I remember seeing a program about bird strikes on military planes, and there was a woman who specialized in identifying the bird species from the feathers. I think the largest bird she'd identified from remains was a Trumpeter Swan, Cygnus buccinator, which had gone through the windshield of the plane and seriously injured the pilot.
This must have been a very benign low-speed bird strike. Usually the bird is much more fragmented and the damage from a hit with such a heavy bird more extensive. The smell is awesome too.
Incidentally a good idea to avoid birdstrikes at airports is not to cut the grass too often. High, rank grass attracts much fewer birds than that nice well-kept sward, which is a positive magnet for e. g. starlings.
Falconry is a reasonable way to control bird populations on airports, but of course it only works if the birds in question are small- to medium sized.
It's somewhat less difficult however to minimize such collisions hundreds or thousands of metres up in the air. It's a good job those 200 kg + azhdarchids are extinct.
Yes, indeed. Or we would be looking at pictures of birds wearing aircraft instead of the other way around! LOL!
Dave Briggs :~)
Same as Johannes said. I know a lot of falconers who work airport control. Even big birds get nervous...

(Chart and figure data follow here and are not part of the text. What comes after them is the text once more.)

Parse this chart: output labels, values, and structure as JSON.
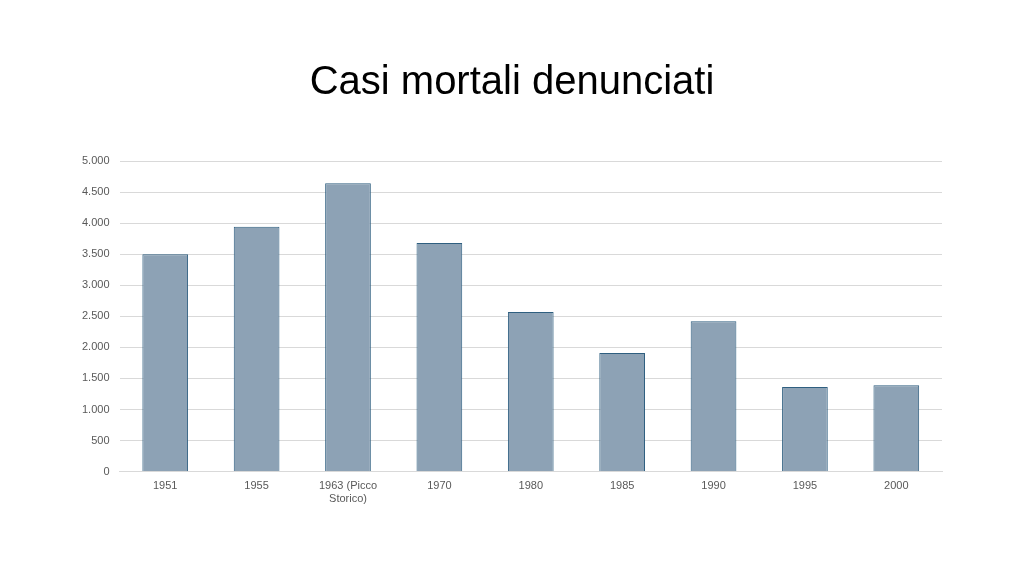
{
  "chart_data": {
    "type": "bar",
    "title": "Casi mortali denunciati",
    "categories": [
      "1951",
      "1955",
      "1963 (Picco Storico)",
      "1970",
      "1980",
      "1985",
      "1990",
      "1995",
      "2000"
    ],
    "values": [
      3500,
      3940,
      4640,
      3680,
      2570,
      1910,
      2420,
      1360,
      1390
    ],
    "color": "#8da2b5",
    "ylim": [
      0,
      5000
    ],
    "yticks": [
      {
        "value": 0,
        "label": "0"
      },
      {
        "value": 500,
        "label": "500"
      },
      {
        "value": 1000,
        "label": "1.000"
      },
      {
        "value": 1500,
        "label": "1.500"
      },
      {
        "value": 2000,
        "label": "2.000"
      },
      {
        "value": 2500,
        "label": "2.500"
      },
      {
        "value": 3000,
        "label": "3.000"
      },
      {
        "value": 3500,
        "label": "3.500"
      },
      {
        "value": 4000,
        "label": "4.000"
      },
      {
        "value": 4500,
        "label": "4.500"
      },
      {
        "value": 5000,
        "label": "5.000"
      }
    ],
    "grid": "y"
  }
}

With, the rooster booster I think the chickens they used were already stuck inside canvas bags to minimize the "splat" factor.
As a Canadian, I am proud to announce that it was us that invented the very first "chicken cannon"
Hi, I'm prowliong around here after a mention at Pharyngula (neat blog, beautiful pics and great info, thx). In a past life, I worked for the US Navy, buying airplanes. I thus got to see a fantastic video of a birdstrike test on a one piece canopy. The canopy had a grid of masking tape on it, and IIRC, the simulated speed was 400 knots. The bird (I think about 4 lbs) was not in a bag, and it splattered all over but didn't stick to the canopy. Real time view was so fast, it looked like a blast of cloudy air over the canopy. The super slo-mo showed the immediate dent in the polycarbonate canopy, followed by waves rippling along the canopy after the bird departed. Canopy came through unscathed, but had some pretty sever deflection (the idea was to avoid injury to the aircrew). Beautiful dynamics, if you like that sort of thing.
The photos of the bird in the T-44 are definitely NOT faked.
This bird strike happened while I was in flight school at VT-31, in NAS Corpus Christi, in Texas, back in Fall 2002.
I was not flying this plane when it happened, so I don't know the details; I just know that I saw the plane after it was very skillfully landed by the flight instructor & I can attest to the fact that these photos were not doctored in any way. If I recall correctly, it was a turkey buzzard that they hit.